Teaching

CS 6756: Learning for Robot Decision Making (L4RD)

https://www.cs.cornell.edu/courses/cs6756/2022fa/ (starting Fall 2022!)

Advances in machine learning have fueled progress towards deploying real-world robots from assembly lines to self-driving. Learning to make better decisions for robots presents a unique set of challenges. Robots must be safe, learn online from interactions with the environment, and predict the intent of their human partners. This graduate-level course dives deep into the various paradigms for robot learning and decision making. We look at:

  1. Interactive no-regret learning as a fundamental framework for handling distribution shifts, hedging, exploration/exploitation.
  2. Imitation learning from various modes of interaction (demonstrations, interventions) as a unified, game-theoretic framework.
  3. Practical reinforcement learning that leverages both model predictive control and model-free methods.
  4. Open challenges in safety, causal confounds and offline learning.

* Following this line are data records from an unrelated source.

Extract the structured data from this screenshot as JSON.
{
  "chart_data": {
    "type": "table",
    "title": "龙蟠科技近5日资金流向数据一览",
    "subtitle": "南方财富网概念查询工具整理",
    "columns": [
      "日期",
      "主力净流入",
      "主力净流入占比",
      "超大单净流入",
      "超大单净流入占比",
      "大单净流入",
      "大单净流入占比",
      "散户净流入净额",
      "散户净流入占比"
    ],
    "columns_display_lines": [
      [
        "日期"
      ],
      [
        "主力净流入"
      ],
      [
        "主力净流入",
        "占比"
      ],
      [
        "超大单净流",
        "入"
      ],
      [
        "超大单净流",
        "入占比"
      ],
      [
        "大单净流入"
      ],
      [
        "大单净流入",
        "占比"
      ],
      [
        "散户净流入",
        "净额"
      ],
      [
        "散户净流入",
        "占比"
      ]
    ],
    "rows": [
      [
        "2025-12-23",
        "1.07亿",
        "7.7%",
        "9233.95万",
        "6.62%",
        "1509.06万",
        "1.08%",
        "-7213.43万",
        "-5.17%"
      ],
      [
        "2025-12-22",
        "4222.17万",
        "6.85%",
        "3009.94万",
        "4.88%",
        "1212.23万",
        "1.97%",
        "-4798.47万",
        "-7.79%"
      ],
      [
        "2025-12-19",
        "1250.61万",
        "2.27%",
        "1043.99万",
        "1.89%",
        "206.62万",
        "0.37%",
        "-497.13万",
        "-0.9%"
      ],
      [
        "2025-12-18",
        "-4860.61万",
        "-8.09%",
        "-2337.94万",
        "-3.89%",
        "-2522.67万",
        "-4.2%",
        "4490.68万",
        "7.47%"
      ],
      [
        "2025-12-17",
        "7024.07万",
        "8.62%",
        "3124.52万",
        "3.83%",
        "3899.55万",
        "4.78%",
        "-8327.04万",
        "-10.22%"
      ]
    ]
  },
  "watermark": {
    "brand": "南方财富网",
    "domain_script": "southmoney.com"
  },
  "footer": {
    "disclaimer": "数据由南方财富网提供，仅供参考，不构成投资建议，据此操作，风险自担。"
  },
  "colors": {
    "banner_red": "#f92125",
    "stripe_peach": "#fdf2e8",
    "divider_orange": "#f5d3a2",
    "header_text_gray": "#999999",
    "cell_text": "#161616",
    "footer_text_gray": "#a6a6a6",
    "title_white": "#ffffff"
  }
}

This course focuses on algorithms, lessons from real world robotics and features a strong programming component.

l4rd



Imitation Learning: A Series of Deep Dives

In this 10-part series, we dive deep into imitation learning, and build up a general framework. A journey through feedback, interventions and more!



Core Concepts in Robotics

An introductory series that revisits core concepts in robotics in a contemporary light.



Interactive Online Learning: A Unified Algorithmic Framework

In this series, we try to understand the fundamental fabric that ties all of robot learning – “How can a robot learn from online interactions?” Our goal is to build up a unified mathematical framework to solve recurring problems in reinforcement learning, imitation learning, model predictive control, and planning.



CSE 490R: Mobile Robots (At UW)

https://courses.cs.washington.edu/courses/cse490r/19sp/

Mobile Robots delves into the building blocks of autonomous systems that operate in the wild. We will cover topics related to state estimation (bayes filtering, probabilistic motion and sensor models), control (feedback, Lyapunov, LQR, MPC), planning (roadmaps, heuristic search, incremental densification) and online learning. Students will be forming teams and implementing algorithms on 1/10th sized rally cars as part of their assignments. Concepts from all of the assignments will culminate into a final project with a demo on the rally cars. The course will involve programming in a Linux and Python environment along with ROS for interfacing to the robot.